Fred Kirkes named his son Joshua from a previous marriage as the 83% beneficiary of a community-owned individual retirement account (“IRA”). When Fred died, his wife Gail challenged the designation. On cross-motions for summary judgment, the Superior Court ruled in favor of Gail and awarded her 50% of the IRA. The Court of Appeals reversed.
On review, the Supreme Court agreed with the Court of Appeals. The Court first noted that community-property states are split on how to view and divide non-probate assets at death. “Item theory” states, like California, restrict transfers of community property to one-half of the interest in each asset and divide the community based on the value of each major asset. “Aggregate theory” states, like Arizona, apply a more flexible approach and view community property as a whole when dividing it at the death of one spouse. The Arizona legislature adopted the aggregate theory in A.R.S. § 25-318.
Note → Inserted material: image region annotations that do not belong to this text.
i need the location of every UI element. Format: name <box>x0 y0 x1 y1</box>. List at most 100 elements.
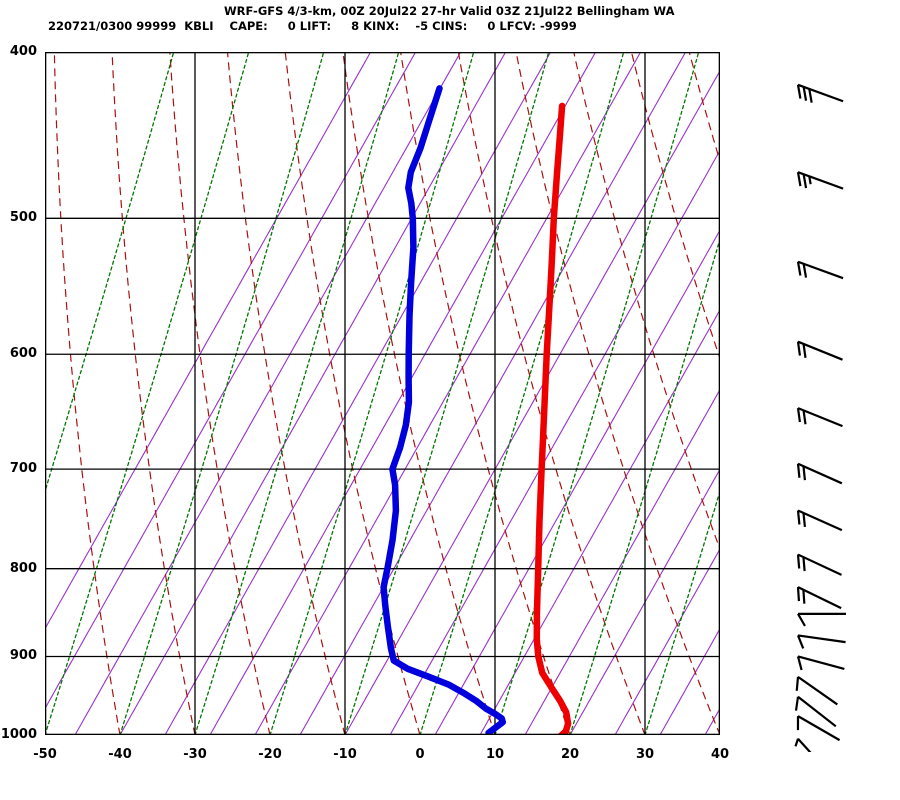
wind-barb-shaft <box>797 675 838 706</box>
y-axis-label: 900 <box>9 648 37 664</box>
wind-barb <box>794 737 831 776</box>
dry-adiabat-line <box>457 52 646 735</box>
skewt-plot-area <box>45 52 720 735</box>
y-axis-label: 1000 <box>0 727 37 742</box>
moist-adiabat-line <box>419 52 625 735</box>
wind-barb-full <box>796 656 803 671</box>
moist-adiabat-line <box>119 52 325 735</box>
moist-adiabat-line <box>644 489 720 735</box>
wind-barb-full <box>802 343 807 358</box>
wind-barb-full <box>802 589 806 604</box>
x-axis-label: -10 <box>333 747 357 762</box>
x-axis-label: 40 <box>710 747 730 762</box>
wind-barb <box>796 462 843 485</box>
x-axis-label: -50 <box>33 747 57 762</box>
mixing-ratio-line <box>45 52 417 710</box>
wind-barb-half <box>808 176 812 185</box>
y-axis-label: 500 <box>9 210 37 226</box>
wind-barb <box>796 171 844 190</box>
wind-barb <box>796 586 842 610</box>
moist-adiabat-line <box>194 52 400 735</box>
y-axis-label: 700 <box>9 461 37 477</box>
mixing-ratio-line <box>614 547 720 735</box>
wind-barb <box>796 340 843 361</box>
wind-barb-full <box>802 263 808 278</box>
moist-adiabat-line <box>269 52 475 735</box>
wind-barb-full <box>795 676 800 691</box>
wind-barb <box>795 675 838 706</box>
dry-adiabat-line <box>284 52 421 735</box>
moist-adiabat-line <box>45 52 250 735</box>
y-axis-label: 400 <box>9 44 37 59</box>
x-axis-label: 20 <box>560 747 580 762</box>
wind-barb-full <box>796 635 805 649</box>
wind-barb-full <box>802 410 807 425</box>
moist-adiabat-line <box>494 52 700 735</box>
wind-barb-half <box>794 738 800 747</box>
wind-barb-full <box>802 466 806 481</box>
wind-barb-full <box>796 84 802 99</box>
wind-barb-full <box>797 613 806 627</box>
wind-barb <box>796 83 844 103</box>
temperature-trace <box>533 102 572 735</box>
wind-barb-shaft <box>797 340 843 361</box>
y-axis-label: 600 <box>9 346 37 362</box>
sounding-indices-line: 220721/0300 99999 KBLI CAPE: 0 LIFT: 8 K… <box>48 19 577 33</box>
mixing-ratio-line <box>524 388 720 735</box>
wind-barb-shaft <box>797 655 845 670</box>
wind-barb-shaft <box>797 737 831 776</box>
wind-barb <box>796 715 841 742</box>
wind-barb-full <box>796 587 801 602</box>
x-axis-label: -40 <box>108 747 132 762</box>
dry-adiabat-line <box>573 52 720 551</box>
dry-adiabat-line <box>111 52 196 735</box>
dewpoint-trace <box>380 85 507 735</box>
wind-barb <box>796 509 843 532</box>
wind-barb-full <box>796 554 801 569</box>
dry-adiabat-line <box>688 52 720 164</box>
mixing-ratio-line <box>479 308 720 735</box>
wind-barb-full <box>808 88 813 103</box>
mixing-ratio-line <box>344 69 720 735</box>
y-axis-label: 800 <box>9 560 37 576</box>
wind-barb-shaft <box>797 715 841 742</box>
dry-adiabat-line <box>226 52 346 735</box>
wind-barb-column <box>720 52 900 776</box>
wind-barb-shaft <box>797 260 844 280</box>
x-axis-label: -20 <box>258 747 282 762</box>
moist-adiabat-line <box>45 52 175 494</box>
wind-barb-full <box>796 261 802 276</box>
moist-adiabat-line <box>344 52 550 735</box>
x-axis-label: 10 <box>485 747 505 762</box>
plot-frame <box>45 52 720 735</box>
wind-barb-full <box>802 512 806 528</box>
wind-barb-full <box>796 407 801 423</box>
wind-barb-full <box>802 174 808 189</box>
wind-barb <box>796 260 844 280</box>
wind-barb-shaft <box>797 407 843 428</box>
mixing-ratio-line <box>45 52 372 630</box>
wind-barb <box>796 407 843 428</box>
wind-barb-full <box>796 172 802 187</box>
wind-barb <box>796 655 845 671</box>
wind-barb <box>796 553 842 576</box>
x-axis-label: 0 <box>415 747 425 762</box>
wind-barb-full <box>796 510 801 525</box>
wind-barb-full <box>796 463 801 478</box>
wind-barb-shaft <box>797 586 842 610</box>
wind-barb-shaft <box>797 83 844 103</box>
wind-barb-full <box>802 86 808 101</box>
wind-barb-shaft <box>797 462 843 485</box>
x-axis-label: 30 <box>635 747 655 762</box>
wind-barb <box>794 695 837 728</box>
wind-barb-shaft <box>797 634 846 644</box>
wind-barb-full <box>796 341 801 356</box>
wind-barb-shaft <box>797 509 843 532</box>
wind-barb-shaft <box>797 171 844 190</box>
wind-barb-full <box>794 696 800 711</box>
wind-barb-shaft <box>797 695 837 728</box>
mixing-ratio-line <box>389 149 720 735</box>
wind-barb-shaft <box>797 553 842 576</box>
x-axis-label: -30 <box>183 747 207 762</box>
In contexts analogous to this case, both the Arizona Supreme Court and the Court of Appeals have previously approved the designation of a non-spouse beneficiary of a life-insurance policy paid for with community funds, so long as the surviving spouse received at least one-half of the total value of community assets. The Supreme Court found no reason to apply a different rule to retirement accounts. The Court noted that A.R.S. § 14-3916, while not technically applicable, supported this result because it authorizes an estate’s personal representative to consider the value of the entire estate, including both probate and non-probate assets, when dividing community property. Finally, the Court noted that, in circumstances not present in this case, equitable considerations might dictate a different outcome. The Court remanded the case to the Superior Court for division of the IRA in accordance with the beneficiary designation.
Chief Justice Berch authored the opinion for a unanimous Court.